Which of the following positions would you say is most true at your company, assuming (for the moment) that you can only choose one of them:

  1. Above all, we need stability. We have enormous scale and massive business complexity. To create order out of inevitable chaos, we need rigorous modeling for both our code and our data. If you don't get the model and architecture mostly correct in the beginning, it will hurt you later, so you'd better invest a lot of effort in up-front design. We need hardened interfaces -- which means static typing by definition, or users won't be able to see how to use the interfaces. We need to maximize performance, and this requires static types and meticulous data models. Our most important business advantages are the stability, reliability, predictability and performance of our systems and interfaces. Viva SOAP (or CORBA), UML and rigorous ERDs, DTDs or schemas for all XML, and {Java|C++|C#|OCaml|Haskell|Ada}.

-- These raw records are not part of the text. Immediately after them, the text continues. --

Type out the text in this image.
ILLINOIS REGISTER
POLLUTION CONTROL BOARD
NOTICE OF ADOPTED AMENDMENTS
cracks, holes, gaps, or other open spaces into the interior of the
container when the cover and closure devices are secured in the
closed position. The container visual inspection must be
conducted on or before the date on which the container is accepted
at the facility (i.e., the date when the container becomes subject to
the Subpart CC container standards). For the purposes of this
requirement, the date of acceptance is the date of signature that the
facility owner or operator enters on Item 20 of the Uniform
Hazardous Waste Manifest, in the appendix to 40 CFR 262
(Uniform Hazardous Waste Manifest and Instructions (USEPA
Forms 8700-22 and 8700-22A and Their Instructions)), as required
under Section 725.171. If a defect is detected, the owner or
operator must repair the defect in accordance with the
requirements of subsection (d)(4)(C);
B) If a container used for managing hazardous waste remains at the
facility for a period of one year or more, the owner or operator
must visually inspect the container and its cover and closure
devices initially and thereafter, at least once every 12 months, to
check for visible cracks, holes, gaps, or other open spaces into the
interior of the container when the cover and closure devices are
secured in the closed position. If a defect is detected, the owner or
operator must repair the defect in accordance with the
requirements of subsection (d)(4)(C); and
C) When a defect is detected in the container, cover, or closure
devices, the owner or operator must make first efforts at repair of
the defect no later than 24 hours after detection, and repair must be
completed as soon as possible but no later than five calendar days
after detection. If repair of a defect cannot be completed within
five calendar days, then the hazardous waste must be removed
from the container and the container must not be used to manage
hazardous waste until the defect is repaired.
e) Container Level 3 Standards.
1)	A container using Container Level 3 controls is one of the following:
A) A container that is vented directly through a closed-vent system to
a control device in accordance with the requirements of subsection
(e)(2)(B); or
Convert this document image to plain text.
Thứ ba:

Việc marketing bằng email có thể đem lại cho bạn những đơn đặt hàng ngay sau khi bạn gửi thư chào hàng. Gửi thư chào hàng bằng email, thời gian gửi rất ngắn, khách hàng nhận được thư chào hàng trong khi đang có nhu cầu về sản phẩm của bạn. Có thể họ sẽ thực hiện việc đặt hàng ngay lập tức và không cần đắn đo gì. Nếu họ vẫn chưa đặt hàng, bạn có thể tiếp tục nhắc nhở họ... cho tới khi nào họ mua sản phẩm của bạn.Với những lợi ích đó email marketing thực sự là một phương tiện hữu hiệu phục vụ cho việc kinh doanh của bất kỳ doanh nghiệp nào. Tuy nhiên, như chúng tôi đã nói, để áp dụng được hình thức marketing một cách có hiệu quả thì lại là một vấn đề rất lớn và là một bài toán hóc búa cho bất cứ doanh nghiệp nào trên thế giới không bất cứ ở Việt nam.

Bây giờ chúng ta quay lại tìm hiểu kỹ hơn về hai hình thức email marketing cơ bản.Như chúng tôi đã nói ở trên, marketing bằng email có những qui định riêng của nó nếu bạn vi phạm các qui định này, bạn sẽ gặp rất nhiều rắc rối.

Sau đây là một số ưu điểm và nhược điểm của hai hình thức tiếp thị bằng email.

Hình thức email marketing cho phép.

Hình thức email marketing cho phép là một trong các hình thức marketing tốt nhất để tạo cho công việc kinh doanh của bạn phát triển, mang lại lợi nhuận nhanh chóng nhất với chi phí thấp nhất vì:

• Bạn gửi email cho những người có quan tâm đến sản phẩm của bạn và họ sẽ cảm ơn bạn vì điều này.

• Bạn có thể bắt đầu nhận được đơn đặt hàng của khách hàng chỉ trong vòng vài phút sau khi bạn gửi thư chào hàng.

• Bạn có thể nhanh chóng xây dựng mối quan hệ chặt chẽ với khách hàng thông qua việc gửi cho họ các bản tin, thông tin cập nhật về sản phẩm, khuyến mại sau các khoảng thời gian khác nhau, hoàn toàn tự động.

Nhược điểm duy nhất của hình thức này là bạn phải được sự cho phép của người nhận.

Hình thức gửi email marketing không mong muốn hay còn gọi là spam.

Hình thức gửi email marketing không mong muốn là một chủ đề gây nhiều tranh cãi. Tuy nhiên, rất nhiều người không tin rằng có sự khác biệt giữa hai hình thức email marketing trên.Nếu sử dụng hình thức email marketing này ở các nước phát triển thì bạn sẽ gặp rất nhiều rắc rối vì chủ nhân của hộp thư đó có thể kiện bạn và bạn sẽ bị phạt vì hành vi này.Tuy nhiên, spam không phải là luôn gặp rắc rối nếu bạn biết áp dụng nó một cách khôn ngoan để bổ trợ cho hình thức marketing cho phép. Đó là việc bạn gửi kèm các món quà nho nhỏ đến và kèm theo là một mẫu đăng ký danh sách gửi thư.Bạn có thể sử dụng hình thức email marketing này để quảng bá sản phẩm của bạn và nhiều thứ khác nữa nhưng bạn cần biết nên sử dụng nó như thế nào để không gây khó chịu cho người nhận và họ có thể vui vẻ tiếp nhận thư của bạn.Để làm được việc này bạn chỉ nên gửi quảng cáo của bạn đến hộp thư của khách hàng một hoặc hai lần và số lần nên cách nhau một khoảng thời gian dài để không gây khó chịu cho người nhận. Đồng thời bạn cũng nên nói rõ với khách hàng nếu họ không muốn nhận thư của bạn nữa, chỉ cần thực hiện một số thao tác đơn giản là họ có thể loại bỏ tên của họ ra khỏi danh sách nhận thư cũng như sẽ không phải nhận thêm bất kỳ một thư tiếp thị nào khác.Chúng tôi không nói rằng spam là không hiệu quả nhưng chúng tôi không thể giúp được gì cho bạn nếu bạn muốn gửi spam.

  2. Above all, we need flexibility. Our business requirements are constantly changing in unpredictable ways, and rigid data models rarely anticipate these changes adequately. Small teams need to be able to deliver quickly on their own goals, yet simultaneously keep up with rapid changes in the rest of the business. Hence we should use flexible, expressive languages and data models, even if it increases the cost of achieving the performance we need. We can achieve sufficient reliability through a combination of rigorous unit testing and agile development practices. Our most important business advantage is our ability to deliver on new initiatives quickly. Viva XML/RPC and HTTP, mandatory agile programming, frequent use of name/value pair modeling for both XML and relational data, and {Python|Ruby|Lisp|Smalltalk|Erlang}
I like the approach of categorizing weak and strong typing, using project requirements.